По дороге выпили три бутылки и нарвали в чужом огороде лука, щедро заплатив рубль. Ещё до приезда долго спорили: где разгружать? Водитель здраво предлагал:
– Давай в Тимшинском карьере, в крайнем случае в овраге у пруда.
Но Лазаря уже одолело хмельное бесстрашие:
– Молчи, Серёга. Такой ас, как Толя Марков, в любом мест, как на летающем танке выпрыгнет.
Подъехали к пилораме. Костя Таракан, с двумя оболтусами готовили бревно к распиловке. Процесс, понятное дело, прекратился. Первым делом вытащили водочный ящик, потом отправили за Толей младшего из оболтусов.
Для начала выпили всю водку, до последней бутылки, угостив при этом разбитную Вальку Ботакову, живущую рядом с пилорамой. Толя тоже махнул для храбрости, хорошо, что только стакан. Лазарь прилёг у эстакады на травку и тут же выключился, сморённый сном и алкоголем.
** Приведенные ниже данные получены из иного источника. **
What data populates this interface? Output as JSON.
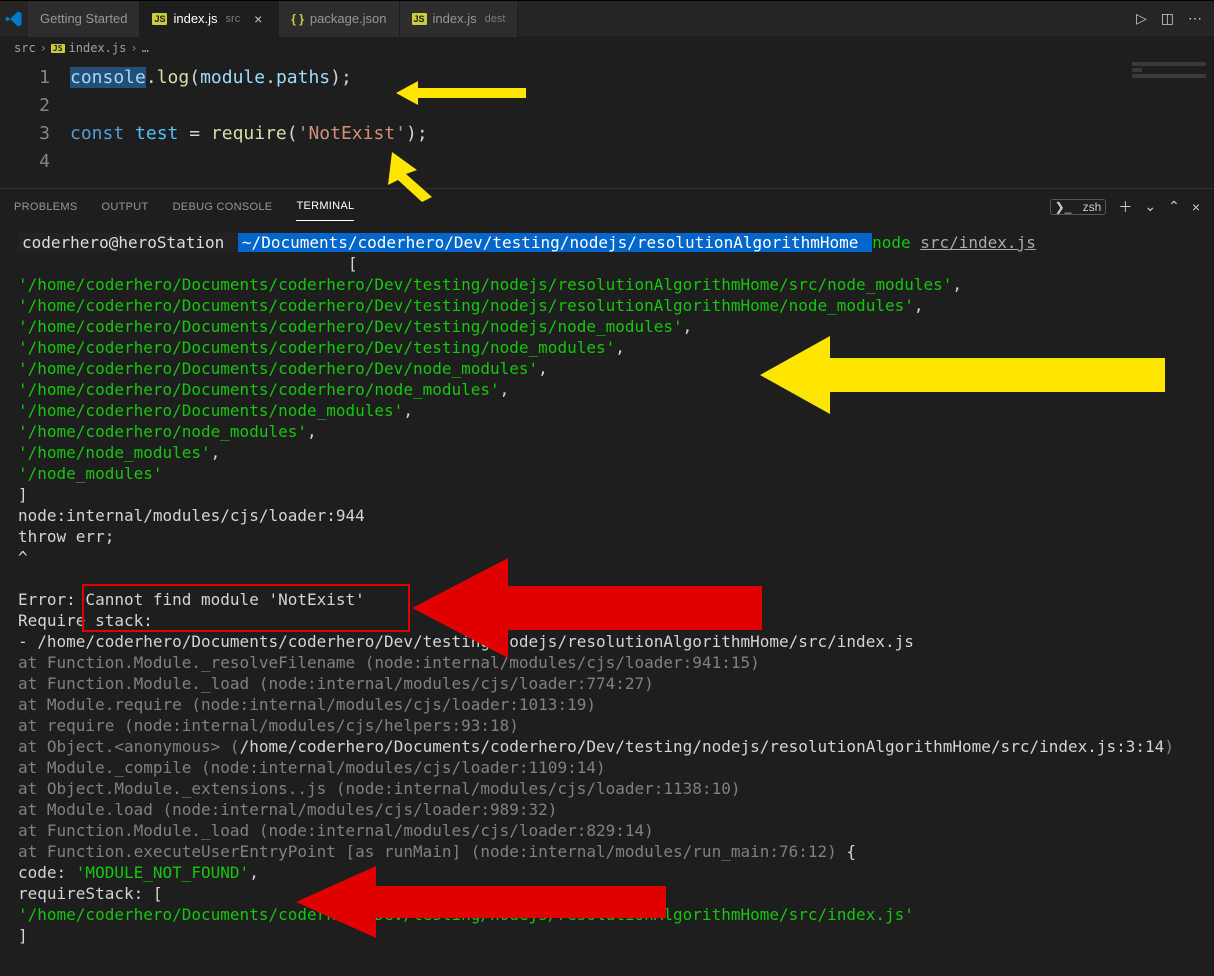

Вусмерть пьяный Таракан, вместо двух лафетов на сто пятьдесят, сдуру подсунул под гусеницы пару пятидесяток трёхметровой длины. Толю, а заодно и трактор, спасла его сообразительность. Когда доски страшно затрещали, заглушая звук дизеля, он мгновенно дал газ до отказа, трактор врезался в землю под углом сорока пяти градусов, но так как гусеницы вращались, то крен начал выправляться, через пару секунд с грохотом рухнул передок с более чем метровой высоты. Тракторист, дважды ударяясь головой, на мгновение отключился, но быстро пришёл в себя и, превозмогая боль, остановил грозную технику. Купейного типа дверца отъехала в сторону и Толя Марков, с залитой кровью головой, неуверенно выбрался из кабины. Водитель и два оболтуса с ужасом смотрели на него. Таракан кинулся со страха в подвальный бункер для опилок, под пилорамой, а Валька, как чумовая, рванула за Марией Петровной.
Толя мстительно повесил замок на подвальную дверь и пошел к речке отмываться с помощью Сергея Фомина. Минут через десять, когда он с мокрыми волосами сидел в пьяной компании у эстакады, примчалась с сумасшедшими глазами Мария:
– Толя, ты живой?
– Всё хорошо Маша, я скоро приду.
Из-за тела Лазаря высунулась голова Таракана:
– Всё обошлось, мужики?
Здоровенный водитель «Студебеккера» захохотал:
– Истинный Таракан! Ну надо же, где угодно пролезет.
До начальства толком ничего не дошло. В итоге премировали Лазаря, Сергея Фомина и Толю. Таракан отделался порицанием, а два оболтуса при нём, ни в чём не виноватые, лишились квартальной премии.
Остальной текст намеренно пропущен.